墨子說,如果僅靠一個人的力量來耕種田地,隻相當於一個農夫的作用,即使風調雨順能有所收獲,而把收獲的糧食分給全天下的人,每個人恐怕連一升糧食也分不到,因此耕種並不能使天下的饑餓者溫飽。同樣的道理,靠一個人的能力織布,也不能使天下的寒者都有衣穿;靠一個人的勇氣去打仗,也不能抵禦敵人的進攻。墨子通過耕織打仗和教育做比較,推論出個人實際勞動給世人的幫助極為有限,而如果用教育來進行,用先王之道、聖人之言進行上說下教,就會取得加倍的效果。如果施政者能夠實行教化,那麼國家就能得到治理,平民百姓聽從教導,舉止就會變得有修養。教育雖然不是具體的生產活動不能帶來實際的物質,但是能提高人們的人格修養,推動整個社會的進步。從這個角度來說,“有道教人”比“有力助人”、“有財分人”在實際效用上的作用要大很得多。
而墨子也認為,社會上大多數的人對於“義”的認識還不太充分,因而墨子才身體力行的宣傳“義”,宣傳自己兼愛非攻的社會理想。
《魯問》中曾記載了吳慮墨子之間的一段對話:
吳慮對墨子說:“義,貴在切實之行,你何必空言!”
墨子問道:“假設天下的人不知道耕作,教人耕作的人與不教人耕作卻獨自耕作的人,他們功勞誰的多?”
吳慮答道:“教人耕作的人功勞多。”
墨子又問:“假設進攻不義的國家,擊鼓使大家作戰的人與不擊鼓使大家作戰、卻獨自作戰的人。他們的功勞誰的多?”
吳慮答道:“擊鼓使大家作戰的人功勞多。”
墨子說:“天下平民百姓少有人知道仁義,用仁義教天下人的人功勞也多,為什麼不勸說呢?假若我能鼓動大家達到仁義的要求,那麼,我的仁義豈不是更加發揚光大了嗎!”
墨子把自己教人“行義”的作為看作是教給農民耕作的方法、為士兵擊鼓助威的活動,這樣來論述教育對於人的重要性並不為過。如果農民不懂得耕種的方法,即使付出再多勞動也不會獲得好的收成;如果士兵在打仗是沒有鼓聲的激勵就不能和同伴們協同作戰,即使單個士兵在勇敢也不會取得勝利,同樣,如果人們都不懂得“義”的重要性,就會生活在思想的混沌之中,社會也就不會進步了。因而墨子主張通過教育的方法來讓人們懂得天下的“大義”。

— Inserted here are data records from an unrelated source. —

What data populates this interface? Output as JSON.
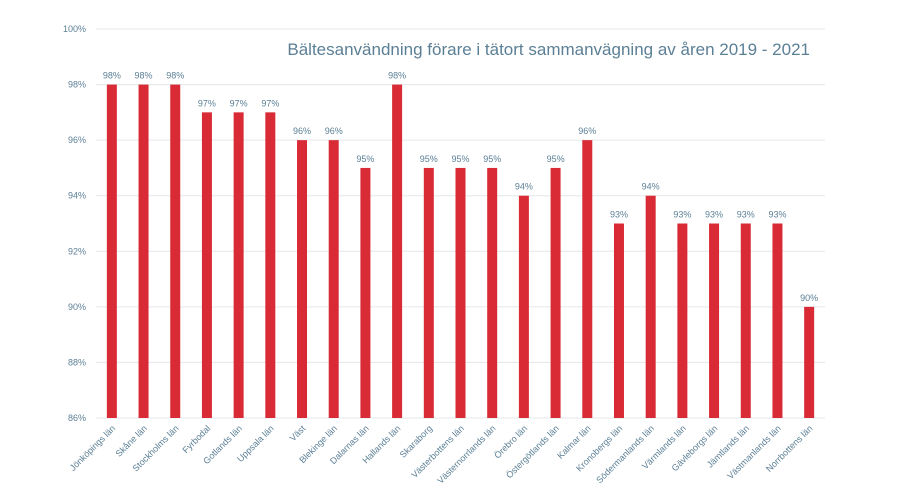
{
  "chart_data": {
    "type": "bar",
    "title": "Bältesanvändning förare i tätort sammanvägning av åren 2019 - 2021",
    "categories": [
      "Jönköpings län",
      "Skåne län",
      "Stockholms län",
      "Fyrbodal",
      "Gotlands län",
      "Uppsala län",
      "Väst",
      "Blekinge län",
      "Dalarnas län",
      "Hallands län",
      "Skaraborg",
      "Västerbottens län",
      "Västernorrlands län",
      "Örebro län",
      "Östergötlands län",
      "Kalmar län",
      "Kronobergs län",
      "Södermanlands län",
      "Värmlands län",
      "Gävleborgs län",
      "Jämtlands län",
      "Västmanlands län",
      "Norrbottens län"
    ],
    "values": [
      98,
      98,
      98,
      97,
      97,
      97,
      96,
      96,
      95,
      98,
      95,
      95,
      95,
      94,
      95,
      96,
      93,
      94,
      93,
      93,
      93,
      93,
      90
    ],
    "data_labels": [
      "98%",
      "98%",
      "98%",
      "97%",
      "97%",
      "97%",
      "96%",
      "96%",
      "95%",
      "98%",
      "95%",
      "95%",
      "95%",
      "94%",
      "95%",
      "96%",
      "93%",
      "94%",
      "93%",
      "93%",
      "93%",
      "93%",
      "90%"
    ],
    "yticks": [
      86,
      88,
      90,
      92,
      94,
      96,
      98,
      100
    ],
    "ytick_labels": [
      "86%",
      "88%",
      "90%",
      "92%",
      "94%",
      "96%",
      "98%",
      "100%"
    ],
    "ylim": [
      86,
      100
    ],
    "xlabel": "",
    "ylabel": "",
    "grid": true,
    "legend": "none",
    "colors": {
      "bar": "#d92b35",
      "text": "#5b7f95",
      "grid": "#e3e7ea"
    }
  }
}
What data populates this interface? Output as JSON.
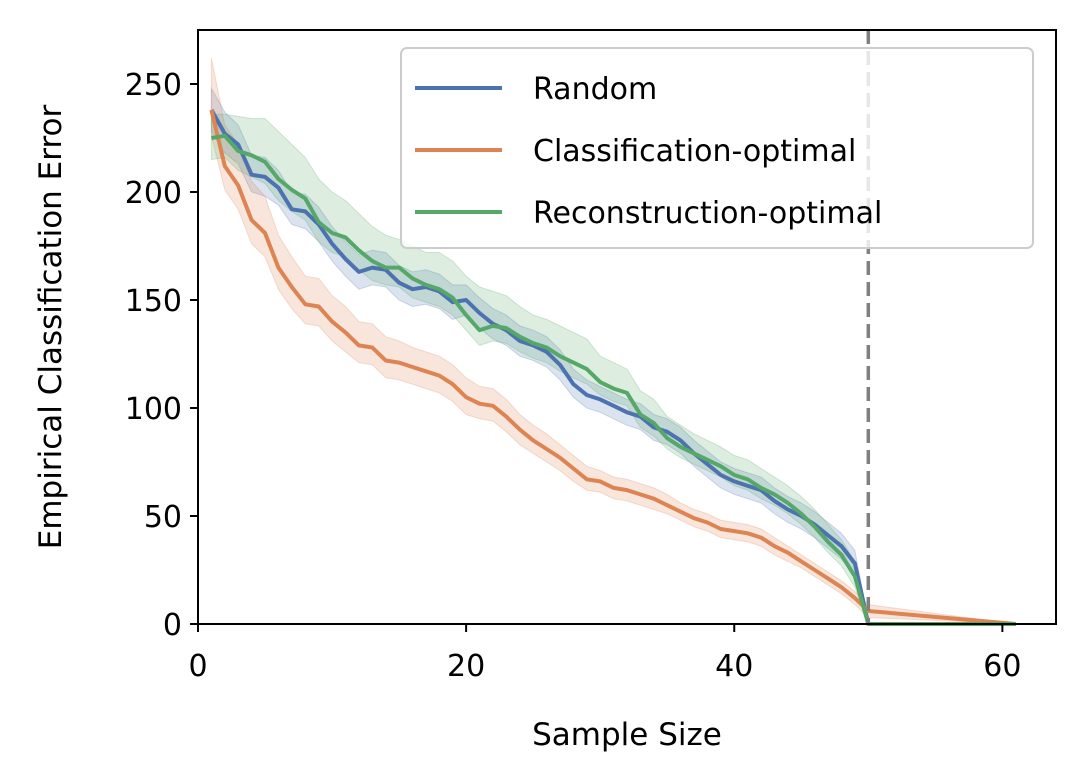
{
  "chart_data": {
    "type": "line",
    "title": "",
    "xlabel": "Sample Size",
    "ylabel": "Empirical Classification Error",
    "xlim": [
      0,
      64
    ],
    "ylim": [
      0,
      275
    ],
    "xticks": [
      0,
      20,
      40,
      60
    ],
    "xtick_labels": [
      "0",
      "20",
      "40",
      "60"
    ],
    "yticks": [
      0,
      50,
      100,
      150,
      200,
      250
    ],
    "ytick_labels": [
      "0",
      "50",
      "100",
      "150",
      "200",
      "250"
    ],
    "grid": false,
    "legend_position": "top-right",
    "reference_line": {
      "x": 50,
      "style": "dashed",
      "color": "#808080"
    },
    "series": [
      {
        "name": "Random",
        "color": "#4c72b0",
        "x": [
          1,
          2,
          3,
          4,
          5,
          6,
          7,
          8,
          9,
          10,
          11,
          12,
          13,
          14,
          15,
          16,
          17,
          18,
          19,
          20,
          21,
          22,
          23,
          24,
          25,
          26,
          27,
          28,
          29,
          30,
          31,
          32,
          33,
          34,
          35,
          36,
          37,
          38,
          39,
          40,
          41,
          42,
          43,
          44,
          45,
          46,
          47,
          48,
          49,
          50,
          61
        ],
        "y": [
          238,
          227,
          222,
          208,
          207,
          202,
          192,
          191,
          185,
          176,
          169,
          163,
          165,
          164,
          158,
          155,
          156,
          154,
          149,
          150,
          144,
          139,
          136,
          131,
          129,
          126,
          120,
          111,
          106,
          104,
          101,
          98,
          96,
          91,
          89,
          85,
          79,
          74,
          69,
          66,
          64,
          62,
          57,
          53,
          50,
          46,
          41,
          36,
          28,
          0,
          0
        ],
        "lower": [
          228,
          218,
          213,
          200,
          198,
          194,
          185,
          183,
          177,
          168,
          161,
          155,
          157,
          156,
          150,
          147,
          148,
          146,
          141,
          143,
          137,
          132,
          129,
          124,
          122,
          119,
          113,
          105,
          100,
          98,
          95,
          92,
          90,
          85,
          83,
          79,
          73,
          68,
          63,
          60,
          58,
          56,
          51,
          47,
          44,
          40,
          35,
          30,
          22,
          0,
          0
        ],
        "upper": [
          248,
          237,
          231,
          217,
          216,
          210,
          200,
          199,
          193,
          184,
          177,
          171,
          173,
          172,
          166,
          163,
          164,
          162,
          157,
          157,
          151,
          146,
          143,
          138,
          136,
          133,
          127,
          118,
          113,
          110,
          107,
          104,
          102,
          97,
          95,
          91,
          85,
          80,
          75,
          72,
          70,
          68,
          63,
          59,
          56,
          52,
          47,
          42,
          34,
          0,
          0
        ]
      },
      {
        "name": "Classification-optimal",
        "color": "#dd8452",
        "x": [
          1,
          2,
          3,
          4,
          5,
          6,
          7,
          8,
          9,
          10,
          11,
          12,
          13,
          14,
          15,
          16,
          17,
          18,
          19,
          20,
          21,
          22,
          23,
          24,
          25,
          26,
          27,
          28,
          29,
          30,
          31,
          32,
          33,
          34,
          35,
          36,
          37,
          38,
          39,
          40,
          41,
          42,
          43,
          44,
          45,
          46,
          47,
          48,
          49,
          50,
          61
        ],
        "y": [
          238,
          212,
          203,
          187,
          181,
          165,
          156,
          148,
          147,
          140,
          135,
          129,
          128,
          122,
          121,
          119,
          117,
          115,
          111,
          105,
          102,
          101,
          96,
          90,
          85,
          81,
          77,
          72,
          67,
          66,
          63,
          62,
          60,
          58,
          55,
          52,
          49,
          47,
          44,
          43,
          42,
          40,
          36,
          33,
          29,
          25,
          21,
          17,
          12,
          6,
          0
        ],
        "lower": [
          226,
          201,
          192,
          176,
          170,
          155,
          146,
          139,
          138,
          131,
          126,
          121,
          120,
          114,
          113,
          111,
          109,
          107,
          103,
          97,
          95,
          94,
          89,
          83,
          79,
          75,
          71,
          66,
          62,
          61,
          58,
          57,
          55,
          53,
          51,
          48,
          45,
          43,
          40,
          39,
          38,
          36,
          32,
          29,
          26,
          22,
          18,
          14,
          9,
          3,
          0
        ],
        "upper": [
          262,
          231,
          222,
          205,
          198,
          180,
          170,
          161,
          160,
          152,
          147,
          140,
          139,
          133,
          131,
          128,
          126,
          124,
          120,
          114,
          110,
          109,
          104,
          97,
          92,
          88,
          83,
          78,
          73,
          71,
          68,
          67,
          65,
          63,
          60,
          56,
          53,
          51,
          48,
          47,
          46,
          44,
          40,
          36,
          32,
          28,
          24,
          20,
          15,
          9,
          0
        ]
      },
      {
        "name": "Reconstruction-optimal",
        "color": "#55a868",
        "x": [
          1,
          2,
          3,
          4,
          5,
          6,
          7,
          8,
          9,
          10,
          11,
          12,
          13,
          14,
          15,
          16,
          17,
          18,
          19,
          20,
          21,
          22,
          23,
          24,
          25,
          26,
          27,
          28,
          29,
          30,
          31,
          32,
          33,
          34,
          35,
          36,
          37,
          38,
          39,
          40,
          41,
          42,
          43,
          44,
          45,
          46,
          47,
          48,
          49,
          50,
          61
        ],
        "y": [
          225,
          226,
          219,
          217,
          214,
          206,
          201,
          197,
          186,
          181,
          179,
          173,
          168,
          165,
          165,
          160,
          157,
          155,
          151,
          143,
          136,
          138,
          137,
          133,
          130,
          128,
          124,
          121,
          118,
          112,
          109,
          107,
          97,
          93,
          86,
          82,
          79,
          76,
          73,
          69,
          67,
          63,
          60,
          56,
          51,
          45,
          38,
          32,
          22,
          0,
          0
        ],
        "lower": [
          215,
          216,
          210,
          207,
          204,
          196,
          191,
          187,
          177,
          172,
          170,
          164,
          159,
          157,
          156,
          151,
          149,
          147,
          143,
          136,
          129,
          131,
          130,
          126,
          123,
          121,
          117,
          114,
          111,
          106,
          103,
          101,
          91,
          87,
          81,
          77,
          74,
          71,
          68,
          64,
          62,
          58,
          55,
          51,
          46,
          40,
          33,
          27,
          17,
          0,
          0
        ],
        "upper": [
          236,
          236,
          235,
          234,
          234,
          228,
          222,
          216,
          206,
          200,
          196,
          190,
          184,
          180,
          178,
          175,
          172,
          172,
          168,
          161,
          156,
          154,
          152,
          147,
          143,
          141,
          138,
          135,
          132,
          124,
          121,
          118,
          108,
          104,
          96,
          92,
          88,
          85,
          82,
          78,
          76,
          72,
          68,
          64,
          59,
          53,
          46,
          39,
          29,
          0,
          0
        ]
      }
    ]
  }
}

那麼,為什麼通過教育就能夠讓人們認識到“義”呢?墨子在這個問題上也給出了答案,墨子認為,人的本性是可以通過教育而發生改變,在《所染》篇中,墨子通過“染絲”的例子來推理人的本性也可以改變。
墨子說:“染於蒼則蒼,染於黃則黃,所入者變,其色亦變。”認為人的品性也像白絲一樣,因為後天的習染而改變。墨子認為如果一個人的朋友“好仁義,淳謹畏令”,那麼他也會跟著受到影響,我們常常通過一個人的朋友就可以大致看出這個人的品行。既然人的品行會通過教育得到改變,那麼對他們進行教育讓他們明白“義”,是可以實現的。
墨子還提出了“兼士”應該具備的品質:厚乎德行,辯乎言談,博乎道術。在教育的過程中要對這三方麵的能力進行培養。此外,墨子還認為應該大量的培養這種人才,以盡快推動社會的發展。

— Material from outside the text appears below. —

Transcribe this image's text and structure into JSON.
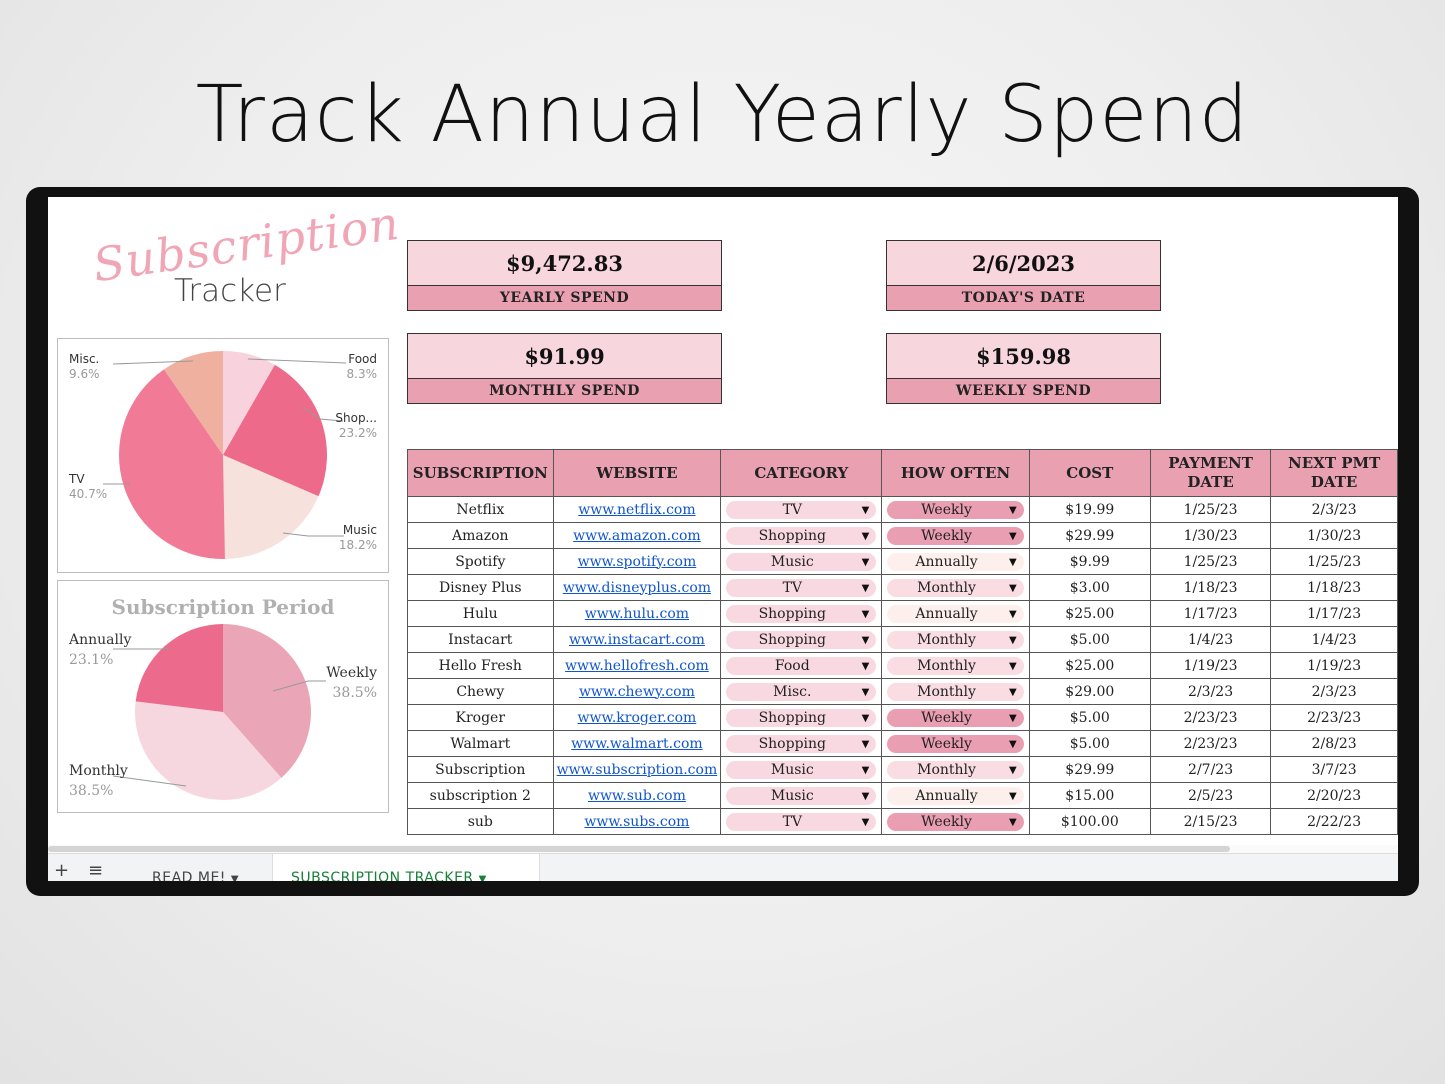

可以說,墨子在培養學生上有鮮明的政治目的,他想通過教育來培養一批墨家的精英弟子,他們能夠忠實的推行墨家學說、執行墨家主張。而事實也證明了墨子教育的成功,史書中就記載了墨者們在關鍵時刻挺身而出,為了實現墨家政治理想和宗旨視死如歸的事件。墨家子弟們為了實現和平互愛的社會理想而舍身忘死的精神,正是墨子“為天下大義”的教育目的在現實生活中的具體體現。
正因為墨子這種以實現天下“大義”為理想的教育目的,墨子成為一個偉大的教育家,使得墨家成為當時“世之顯學”,使得墨家的精神興盛至今。